Ask Your Doctor About Common Expenses To Expect
Your doctor will have a good idea of what sort of expenses you should expect. Ask about possible NICU visits, additional medications, and even longer-than-usual stays after delivery. They might not be able to give you exact numbers, but they’ll have a rough idea. They’ll also tell you how much you should expect for required immunizations for your newborn, and what schedule is appropriate for you.
Try Getting a Free Breast Pump Through Insurance
Your insurance should cover many essentials for you, including your breast pump. There are many benefits to breastfeeding, but it can be hard to manage feeding without a pump. They can make it easier for mothers to return to work, not to mention they can allow breastfeeding moms to be more comfortable. Without a pump, it can be difficult to control your baby’s feeding schedule, or even return to work at all.
Register online to check your insurance benefits and discover if your carrier will cover the cost of a hospital-grade breast pump for you, or if you’ll need to pay for one out-of-pocket.
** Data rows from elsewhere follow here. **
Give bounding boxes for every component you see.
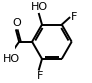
Text: HO: HO	[31, 2, 48, 12]
Text: F: F	[37, 71, 43, 81]
Text: F: F	[71, 12, 78, 22]
Text: O: O	[13, 18, 21, 28]
Text: HO: HO	[3, 54, 20, 64]
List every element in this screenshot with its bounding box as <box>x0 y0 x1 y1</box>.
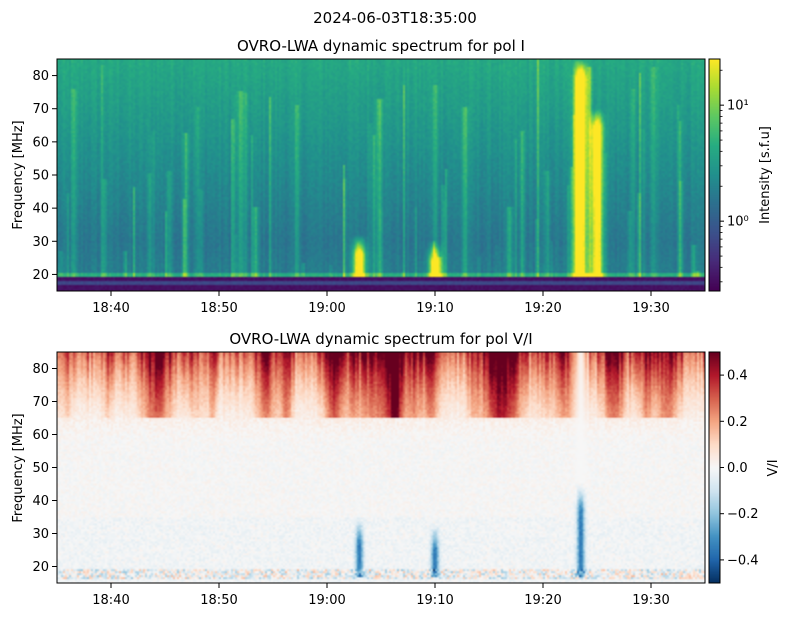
y-tick-label: 60 <box>32 428 49 443</box>
heatmap-image <box>57 352 705 583</box>
colorbar-tick-label: −0.2 <box>727 507 759 522</box>
panel-stokes-i: OVRO-LWA dynamic spectrum for pol I 18:4… <box>11 37 773 316</box>
x-axis: 18:40 18:50 19:00 19:10 19:20 19:30 <box>92 583 670 608</box>
colorbar-tick-label: 10¹ <box>727 99 749 114</box>
x-tick-label: 19:00 <box>308 593 345 608</box>
x-tick-label: 18:40 <box>92 301 129 316</box>
colorbar-tick-label: 0.0 <box>727 461 748 476</box>
colorbar-tick-label: 0.2 <box>727 415 748 430</box>
y-axis-label: Frequency [MHz] <box>11 413 26 522</box>
y-tick-label: 80 <box>32 362 49 377</box>
x-tick-label: 19:00 <box>308 301 345 316</box>
colorbar: 10⁰ 10¹ Intensity [s.f.u] <box>708 58 773 292</box>
colorbar-tick-label: 10⁰ <box>727 215 749 230</box>
colorbar-tick-label: 0.4 <box>727 369 748 384</box>
colorbar-tick-label: −0.4 <box>727 553 759 568</box>
colorbar-label: Intensity [s.f.u] <box>758 126 773 224</box>
y-tick-label: 20 <box>32 268 49 283</box>
y-tick-label: 80 <box>32 69 49 84</box>
y-tick-label: 30 <box>32 235 49 250</box>
y-tick-label: 70 <box>32 395 49 410</box>
x-tick-label: 19:10 <box>416 301 453 316</box>
x-tick-label: 18:50 <box>200 593 237 608</box>
x-tick-label: 18:50 <box>200 301 237 316</box>
x-tick-label: 19:20 <box>524 593 561 608</box>
y-tick-label: 40 <box>32 494 49 509</box>
x-tick-label: 19:30 <box>632 593 669 608</box>
x-tick-label: 18:40 <box>92 593 129 608</box>
y-axis: 20 30 40 50 60 70 80 <box>32 69 57 283</box>
y-tick-label: 40 <box>32 202 49 217</box>
y-axis: 20 30 40 50 60 70 80 <box>32 362 57 575</box>
y-tick-label: 20 <box>32 560 49 575</box>
colorbar-label: V/I <box>766 459 781 476</box>
x-tick-label: 19:10 <box>416 593 453 608</box>
x-tick-label: 19:20 <box>524 301 561 316</box>
figure-suptitle: 2024-06-03T18:35:00 <box>313 9 477 27</box>
y-tick-label: 50 <box>32 461 49 476</box>
heatmap-image <box>57 59 705 291</box>
panel-title: OVRO-LWA dynamic spectrum for pol V/I <box>229 330 532 348</box>
y-axis-label: Frequency [MHz] <box>11 120 26 229</box>
x-axis: 18:40 18:50 19:00 19:10 19:20 19:30 <box>92 291 670 316</box>
panel-stokes-v-over-i: OVRO-LWA dynamic spectrum for pol V/I 18… <box>11 330 781 608</box>
y-tick-label: 50 <box>32 169 49 184</box>
y-tick-label: 70 <box>32 102 49 117</box>
x-tick-label: 19:30 <box>632 301 669 316</box>
y-tick-label: 30 <box>32 527 49 542</box>
panel-title: OVRO-LWA dynamic spectrum for pol I <box>237 37 525 55</box>
y-tick-label: 60 <box>32 135 49 150</box>
colorbar: −0.4 −0.2 0.0 0.2 0.4 V/I <box>708 351 781 584</box>
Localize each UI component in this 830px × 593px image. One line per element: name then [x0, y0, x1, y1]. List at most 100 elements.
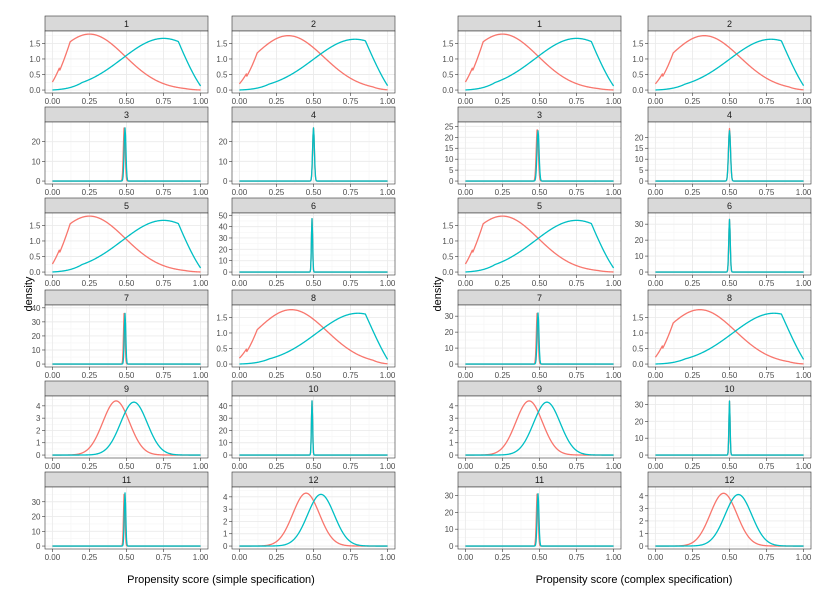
x-tick-label: 1.00	[796, 553, 812, 562]
y-tick-label: 3	[36, 414, 41, 423]
x-tick-label: 0.50	[722, 279, 738, 288]
x-tick-label: 0.00	[45, 279, 61, 288]
y-tick-label: 2	[639, 517, 644, 526]
x-tick-label: 0.75	[156, 279, 172, 288]
x-tick-label: 0.75	[759, 371, 775, 380]
strip-label: 1	[124, 19, 129, 29]
x-tick-label: 0.75	[156, 462, 172, 471]
x-tick-label: 1.00	[796, 371, 812, 380]
panel-1: 1 0.0 0.5 1.0 1.5 0.00 0.25 0.50 0.75 1.00	[442, 15, 622, 106]
panel-11: 11 0 10 20 30 0.00 0.25 0.50 0.75 1.00	[32, 471, 209, 562]
y-tick-label: 1.0	[442, 55, 454, 64]
panel-6: 6 0 10 20 30 0.00 0.25 0.50 0.75 1.00	[635, 197, 812, 288]
y-tick-label: 0	[36, 542, 41, 551]
x-tick-label: 0.25	[495, 97, 511, 106]
y-tick-label: 1.0	[216, 329, 228, 338]
y-tick-label: 30	[635, 220, 644, 229]
x-tick-label: 0.50	[119, 188, 135, 197]
x-tick-label: 0.00	[45, 462, 61, 471]
density-line-control	[465, 312, 614, 365]
y-tick-label: 0.0	[29, 86, 41, 95]
y-tick-label: 0.5	[216, 71, 228, 80]
x-tick-label: 0.25	[82, 553, 98, 562]
density-line-control	[239, 400, 388, 456]
x-tick-label: 0.75	[569, 279, 585, 288]
density-line-control	[52, 492, 201, 547]
density-line-control	[655, 130, 804, 182]
y-tick-label: 0.0	[442, 268, 454, 277]
strip-label: 4	[727, 110, 732, 120]
x-tick-label: 0.00	[458, 553, 474, 562]
y-tick-label: 1.5	[216, 39, 228, 48]
y-tick-label: 1.5	[442, 39, 454, 48]
facet-figure-1: 10.00.51.01.50.00 0.25 0.50 0.75 1.0020.00.5…	[23, 15, 396, 586]
y-tick-label: 30	[445, 312, 454, 321]
y-tick-label: 1	[639, 529, 644, 538]
x-tick-label: 0.25	[269, 279, 285, 288]
strip-label: 12	[308, 475, 318, 485]
x-tick-label: 0.75	[569, 188, 585, 197]
x-tick-label: 1.00	[193, 462, 209, 471]
strip-label: 1	[537, 19, 542, 29]
x-tick-label: 0.50	[532, 97, 548, 106]
panel-8: 8 0.0 0.5 1.0 1.5 0.00 0.25 0.50 0.75 1.00	[216, 289, 396, 380]
strip-label: 10	[308, 384, 318, 394]
x-tick-label: 0.75	[343, 553, 359, 562]
y-tick-label: 0.0	[29, 268, 41, 277]
y-tick-label: 1.5	[632, 39, 644, 48]
x-tick-label: 0.50	[532, 553, 548, 562]
y-tick-label: 1.5	[29, 39, 41, 48]
x-tick-label: 0.50	[306, 97, 322, 106]
x-tick-label: 0.75	[569, 462, 585, 471]
x-tick-label: 1.00	[796, 462, 812, 471]
x-tick-label: 1.00	[380, 188, 396, 197]
x-tick-label: 0.00	[45, 188, 61, 197]
y-tick-label: 30	[32, 498, 41, 507]
strip-label: 3	[537, 110, 542, 120]
x-tick-label: 0.75	[156, 553, 172, 562]
strip-label: 11	[535, 475, 544, 485]
panel-4: 4 0 10 20 0.00 0.25 0.50 0.75 1.00	[219, 106, 396, 197]
y-axis-title: density	[432, 276, 444, 311]
y-tick-label: 4	[449, 402, 454, 411]
y-tick-label: 10	[445, 525, 454, 534]
x-tick-label: 0.25	[82, 97, 98, 106]
density-line-control	[52, 219, 202, 273]
y-tick-label: 10	[635, 155, 644, 164]
y-axis-title: density	[23, 276, 35, 311]
y-tick-label: 2	[449, 426, 454, 435]
panel-9: 9 0 1 2 3 4 0.00 0.25 0.50 0.75 1.00	[36, 380, 209, 471]
y-tick-label: 40	[32, 304, 41, 313]
x-tick-label: 0.75	[759, 553, 775, 562]
y-tick-label: 1.5	[216, 313, 228, 322]
y-tick-label: 3	[223, 505, 228, 514]
y-tick-label: 20	[32, 138, 41, 147]
x-tick-label: 0.50	[306, 371, 322, 380]
y-tick-label: 0	[449, 360, 454, 369]
y-tick-label: 0	[223, 542, 228, 551]
y-tick-label: 4	[639, 492, 644, 501]
x-tick-label: 0.50	[532, 279, 548, 288]
x-tick-label: 0.50	[532, 462, 548, 471]
y-tick-label: 5	[449, 166, 454, 175]
x-tick-label: 0.50	[722, 97, 738, 106]
x-tick-label: 0.75	[343, 279, 359, 288]
y-tick-label: 1	[449, 439, 454, 448]
y-tick-label: 0.5	[442, 71, 454, 80]
x-tick-label: 1.00	[193, 553, 209, 562]
strip-label: 3	[124, 110, 129, 120]
panel-5: 5 0.0 0.5 1.0 1.5 0.00 0.25 0.50 0.75 1.00	[442, 197, 622, 288]
panel-8: 8 0.0 0.5 1.0 1.5 0.00 0.25 0.50 0.75 1.00	[632, 289, 812, 380]
density-line-control	[465, 401, 614, 456]
strip-label: 8	[311, 293, 316, 303]
y-tick-label: 20	[32, 513, 41, 522]
density-line-treated	[654, 309, 804, 365]
panel-4: 4 0 5 10 15 20 0.00 0.25 0.50 0.75 1.00	[635, 106, 812, 197]
y-tick-label: 0.5	[216, 345, 228, 354]
density-line-treated	[464, 215, 614, 273]
density-line-control	[52, 127, 201, 182]
y-tick-label: 3	[449, 414, 454, 423]
y-tick-label: 0	[449, 177, 454, 186]
x-tick-label: 1.00	[796, 97, 812, 106]
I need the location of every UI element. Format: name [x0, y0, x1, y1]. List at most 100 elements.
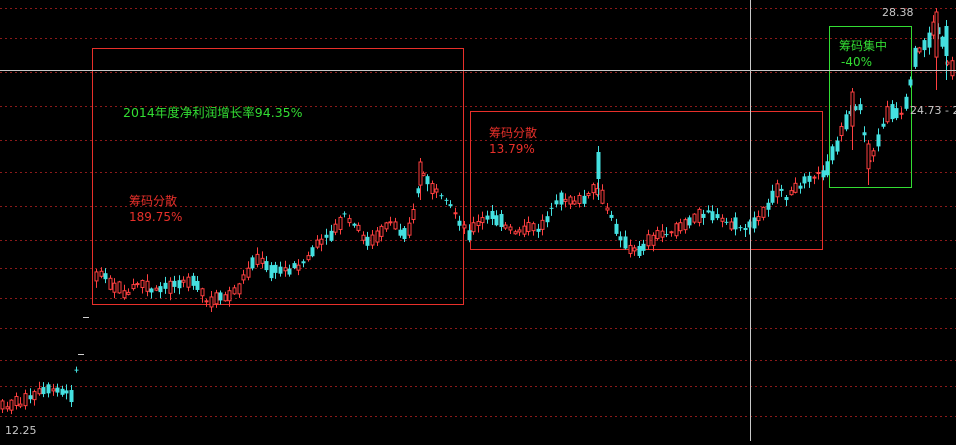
- candle-body-up: [5, 406, 10, 410]
- candle-body-down: [844, 114, 849, 130]
- candle-body-up: [517, 229, 522, 233]
- candle-body-down: [913, 47, 918, 67]
- candle-body-up: [94, 271, 99, 282]
- candle-body-up: [866, 143, 871, 170]
- candle-body-down: [710, 211, 715, 221]
- candle-body-up: [632, 247, 637, 252]
- candle-body-up: [526, 221, 531, 232]
- candle-body-down: [554, 200, 559, 205]
- candle-body-up: [812, 176, 817, 179]
- candle-body-up: [934, 11, 939, 58]
- candle-body-down: [784, 197, 789, 201]
- box1-frame: [92, 48, 464, 305]
- candle-body-down: [853, 106, 858, 111]
- candle-body-up: [255, 253, 260, 265]
- candle-body-down: [821, 170, 826, 178]
- candle-body-down: [894, 108, 899, 119]
- candle-body-down: [908, 79, 913, 86]
- candle-body-up: [434, 188, 439, 193]
- candle-body-up: [232, 287, 237, 295]
- candle-body-down: [802, 176, 807, 184]
- candle-body-up: [122, 290, 127, 299]
- candle-body-down: [467, 230, 472, 241]
- candle-body-up: [462, 224, 467, 229]
- candle-body-down: [614, 223, 619, 234]
- candle-body-up: [204, 300, 209, 303]
- candle-body-up: [117, 281, 122, 294]
- candle-body-down: [60, 388, 65, 395]
- candle-body-up: [260, 257, 265, 264]
- candle-body-up: [600, 189, 605, 204]
- candle-body-up: [319, 238, 324, 245]
- candle-body-down: [46, 384, 51, 394]
- candle-body-down: [439, 195, 444, 197]
- candle-body-up: [181, 279, 186, 283]
- right-price-label: 24.73 - 2: [910, 104, 956, 117]
- candle-body-up: [789, 190, 794, 196]
- candle-body-down: [637, 245, 642, 256]
- candle-body-down: [862, 132, 867, 136]
- candle-body-down: [324, 234, 329, 238]
- candle-body-down: [490, 210, 495, 219]
- candle-body-up: [51, 388, 56, 392]
- candle-body-up: [471, 222, 476, 233]
- candle-body-up: [678, 222, 683, 232]
- box3-value: -40%: [841, 55, 873, 69]
- candle-body-down: [536, 228, 541, 232]
- candle-body-down: [618, 236, 623, 241]
- candle-body-down: [163, 282, 168, 289]
- box3-title: 筹码集中: [839, 39, 888, 53]
- candle-body-down: [365, 236, 370, 246]
- candle-body-up: [683, 219, 688, 231]
- candle-body-up: [697, 208, 702, 223]
- candle-body-down: [858, 104, 863, 111]
- candle-body-down: [191, 275, 196, 286]
- candle-body-up: [513, 231, 518, 235]
- candle-body-down: [352, 223, 357, 226]
- candle-body-up: [18, 403, 23, 407]
- candle-body-up: [32, 391, 37, 401]
- candle-body-up: [223, 294, 228, 302]
- candle-body-down: [103, 273, 108, 280]
- candle-body-up: [135, 283, 140, 286]
- candle-body-up: [480, 217, 485, 224]
- candle-body-up: [168, 280, 173, 294]
- candle-body-down: [158, 286, 163, 293]
- candle-body-up: [577, 194, 582, 204]
- low-price-label: 12.25: [5, 424, 37, 437]
- candle-body-up: [692, 213, 697, 223]
- candle-body-down: [28, 395, 33, 400]
- candle-body-up: [209, 296, 214, 308]
- candle-body-down: [416, 188, 421, 194]
- candle-body-down: [292, 263, 297, 269]
- candle-body-up: [522, 225, 527, 235]
- box1-title: 筹码分散: [129, 194, 178, 208]
- candle-body-down: [64, 390, 69, 394]
- candle-body-up: [453, 212, 458, 215]
- candle-body-down: [890, 104, 895, 120]
- candle-body-down: [747, 221, 752, 228]
- candle-body-up: [508, 226, 513, 231]
- candle-body-down: [250, 257, 255, 269]
- candle-body-up: [186, 276, 191, 288]
- candle-body-down: [398, 229, 403, 236]
- candle-body-up: [816, 172, 821, 175]
- candle-body-down: [779, 188, 784, 191]
- candle-body-up: [885, 106, 890, 123]
- candle-body-up: [605, 207, 610, 211]
- candle-body-down: [881, 123, 886, 127]
- candle-body-up: [361, 234, 366, 241]
- candle-body-up: [241, 274, 246, 281]
- candle-body-down: [278, 266, 283, 274]
- candle-body-up: [674, 223, 679, 237]
- candle-body-up: [338, 216, 343, 230]
- candle-body-down: [69, 390, 74, 403]
- candle-body-down: [301, 261, 306, 264]
- candle-body-down: [596, 152, 601, 179]
- candle-body-down: [218, 292, 223, 301]
- candle-body-up: [563, 198, 568, 202]
- candle-body-up: [283, 267, 288, 272]
- candle-body-up: [476, 221, 481, 227]
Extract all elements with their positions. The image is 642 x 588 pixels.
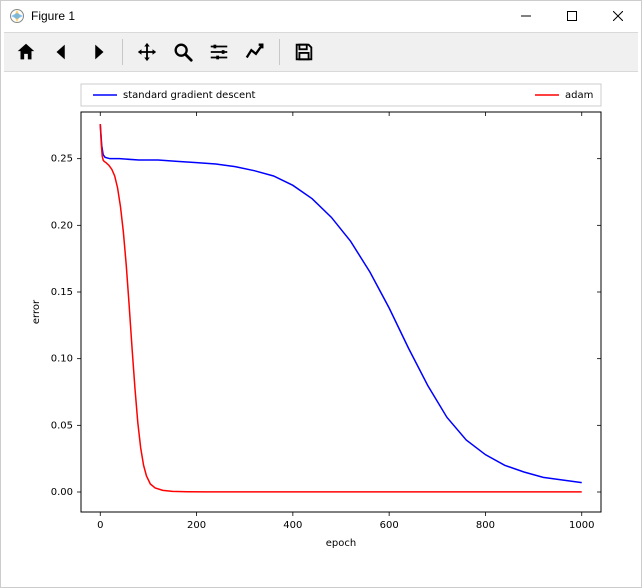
- maximize-button[interactable]: [549, 1, 595, 31]
- figure-canvas[interactable]: 0 200 400 600 800 1000 0.00 0.05 0.10 0.15 0.20 0.2…: [1, 72, 641, 586]
- toolbar-separator: [279, 39, 280, 65]
- back-button[interactable]: [46, 36, 78, 68]
- legend-label: standard gradient descent: [123, 90, 256, 101]
- forward-button[interactable]: [82, 36, 114, 68]
- y-tick-label: 0.25: [51, 154, 73, 165]
- configure-subplots-button[interactable]: [203, 36, 235, 68]
- y-tick-label: 0.05: [51, 420, 73, 431]
- legend-label: adam: [565, 90, 593, 101]
- line-chart: 0 200 400 600 800 1000 0.00 0.05 0.10 0.15 0.20 0.2…: [1, 72, 641, 586]
- x-tick-label: 200: [187, 520, 206, 531]
- y-tick-label: 0.15: [51, 287, 73, 298]
- close-button[interactable]: [595, 1, 641, 31]
- x-tick-label: 800: [476, 520, 495, 531]
- x-tick-label: 1000: [569, 520, 594, 531]
- window-buttons: [503, 1, 641, 31]
- window-title: Figure 1: [31, 9, 503, 23]
- minimize-button[interactable]: [503, 1, 549, 31]
- pan-button[interactable]: [131, 36, 163, 68]
- y-tick-label: 0.00: [51, 487, 73, 498]
- x-tick-label: 600: [380, 520, 399, 531]
- x-tick-label: 400: [283, 520, 302, 531]
- y-tick-label: 0.10: [51, 354, 73, 365]
- toolbar-separator: [122, 39, 123, 65]
- y-axis-label: error: [31, 299, 42, 324]
- window-titlebar: Figure 1: [1, 1, 641, 31]
- app-icon: [9, 8, 25, 24]
- y-tick-label: 0.20: [51, 220, 73, 231]
- home-button[interactable]: [10, 36, 42, 68]
- x-axis-label: epoch: [326, 538, 356, 549]
- x-tick-label: 0: [97, 520, 103, 531]
- matplotlib-toolbar: [4, 32, 638, 72]
- zoom-button[interactable]: [167, 36, 199, 68]
- edit-axes-button[interactable]: [239, 36, 271, 68]
- save-button[interactable]: [288, 36, 320, 68]
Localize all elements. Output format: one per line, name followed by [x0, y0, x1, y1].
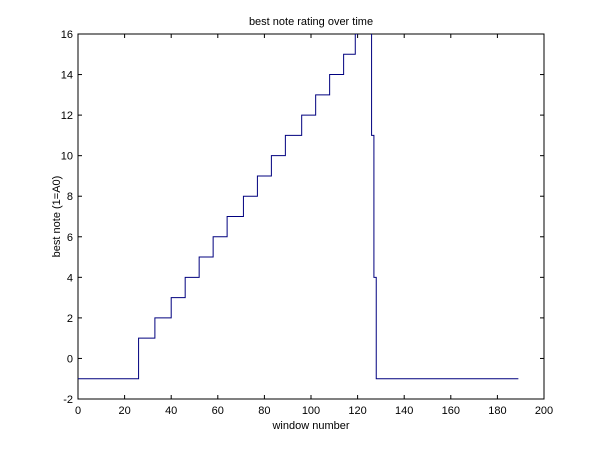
y-tick-label: -2 — [63, 394, 73, 406]
y-tick-label: 8 — [67, 191, 73, 203]
y-tick-label: 4 — [67, 272, 73, 284]
x-axis-label: window number — [271, 420, 349, 432]
y-tick-label: 6 — [67, 232, 73, 244]
series-line — [78, 34, 519, 380]
x-tick-label: 200 — [535, 405, 553, 417]
x-tick-label: 0 — [75, 405, 81, 417]
x-tick-label: 160 — [442, 405, 460, 417]
chart-title: best note rating over time — [249, 16, 373, 28]
y-tick-label: 14 — [61, 70, 73, 82]
x-tick-label: 180 — [488, 405, 506, 417]
y-axis-label: best note (1=A0) — [51, 176, 63, 258]
x-tick-label: 60 — [212, 405, 224, 417]
x-tick-label: 120 — [348, 405, 366, 417]
x-ticks: 0 20 40 60 80 100 120 140 160 180 200 — [75, 34, 553, 417]
y-tick-label: 2 — [67, 313, 73, 325]
x-tick-label: 80 — [258, 405, 270, 417]
x-tick-label: 40 — [165, 405, 177, 417]
x-tick-label: 140 — [395, 405, 413, 417]
y-ticks: -2 0 2 4 6 8 10 12 14 16 — [61, 29, 544, 406]
y-tick-label: 10 — [61, 151, 73, 163]
y-tick-label: 16 — [61, 29, 73, 41]
plot-area — [77, 33, 545, 400]
series-layer — [78, 34, 519, 380]
x-tick-label: 20 — [118, 405, 130, 417]
y-tick-label: 12 — [61, 110, 73, 122]
x-tick-label: 100 — [302, 405, 320, 417]
y-tick-label: 0 — [67, 353, 73, 365]
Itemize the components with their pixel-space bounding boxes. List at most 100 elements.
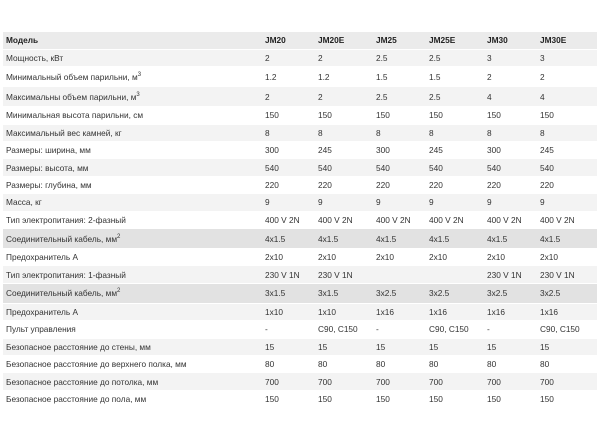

Your plan has to cover the cost of a breast pump right now — however, it might not be the type you want, and may not come with important accessories. Look into your policy to find out what restrictions might apply to you.
Plan to Hold a Baby Shower
Knowing what insurance will or will not cover beforehand will help you understand what gaps need to be filled. Once identified and understood, a baby shower can help fill those gaps. Throwing a shower can be expensive, but there are ways to save money:
- Host it at your home
- Ask important friends and family who live far away to “call in”
- Send digital invitations
- Make simple games to play out of everyday materials
Create a Baby Registry
Make sure that you create a registry so that people know what to get you based on what you need. Additionally, it gives you the opportunity to research every item beforehand, so you’ll know exactly what you want. It should be a list of all the things you’ll need for the baby. That way, even if your insurance doesn’t cover the right breast pump, for example, you can ask for one here.
Additional Resources for Expecting Parents
Here are some additional financial and support resources for expectant parents.
Government Assistance Programs for New Parents
- Temporary Assistance to Needy Families (TANF)
- Supplemental Nutritional Assistance Program (SNAP)
- Child Care and Development Fund
- Women, Infants, and Children (WIC)
- Pregnancy Assistance Fund (PAF)
- Title V Maternal and Child Health Services Grant
Medicaid Coverage for Pregnancy
Expectant mothers qualify for coverage under Medicaid. However, states get to decide how much coverage they want to provide. While they must cover procedures in relation to the pregnancy, the state ultimately gets to decide what procedures count. Arkansas, Idaho, and South Dakota do not provide comprehensive coverage for pregnant mothers. Regardless, if you do not have insurance privately or through your employer, this can reduce some of your medical bills.